ハンドコイルガンの製作
ハンドコイルガン全体図ハンドコイルガン全体図

前作から3年以上が経過しましたが、遂に帰ってきました。今度は手持ち可能なサイズのコイルガン、「ハンドコイルガン」です。
今回のお題は「小型化」「威力向上」、そして「貫通」
当初の目標としては、「持ち歩けるサイズに収めて、前回に作ったコイルガンよりも威力を向上したい」とか、「せめてアルミ缶の片面は貫通して欲しいなー(*´Д`)ハァハァ」といった妄想(?)が実現できればいいかなー程度だったんですが、結果として期待以上の物が出来上がったので満足。

今回のコイルガンは、前回のような設置型ではなく、ハンドガンタイプにまとめてみました。やはり、「持ち運べる」というのが大きいし、それにやっぱり燃えるじゃないですか、漢のロマン的な意味合いで(何
また、各部を極力ユニット化し、基本的には半田を取ってネジを外すだけで交換できるような構造にしてみました。

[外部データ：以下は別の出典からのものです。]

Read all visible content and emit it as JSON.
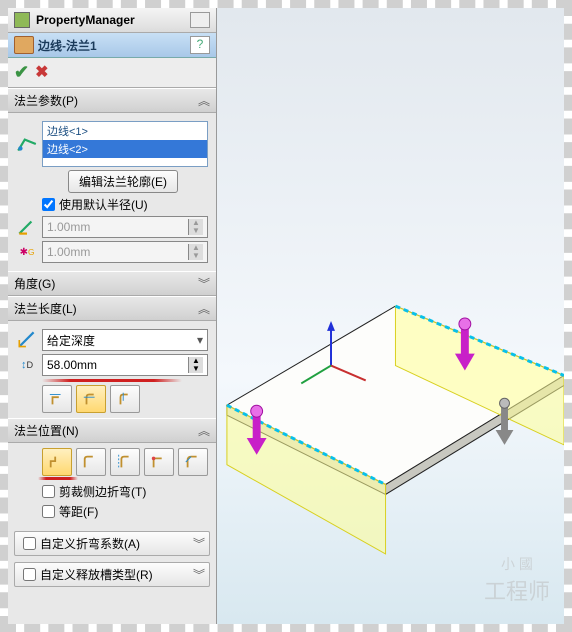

これによってメンテナンスも楽になり、将来的にコイルを大型化したり、コンデンサバンクを大型化したりといった改装が容易になっています。

>>コイルガンの動作原理
>>使用部品
>>回路図
>>各部解説
>>射撃結果
>>今後の改修案・発展案


コイルガンの動作原理

ここでは、コイルガンの動作原理について簡単におさらいしてみたいと思います。
コイルガンやレールガンといった代物は、「電磁飛翔体加速器」とか「EML(Electro Magnetic Luncher)」と一括りに呼ばれる事もありますが、構造は全く違います。
よくコイルガンとレールガンがごっちゃになってたり、どれもこれも「レールガン」とか呼んでるのを見かけますが、全くもって違います。構造が違うんだってば。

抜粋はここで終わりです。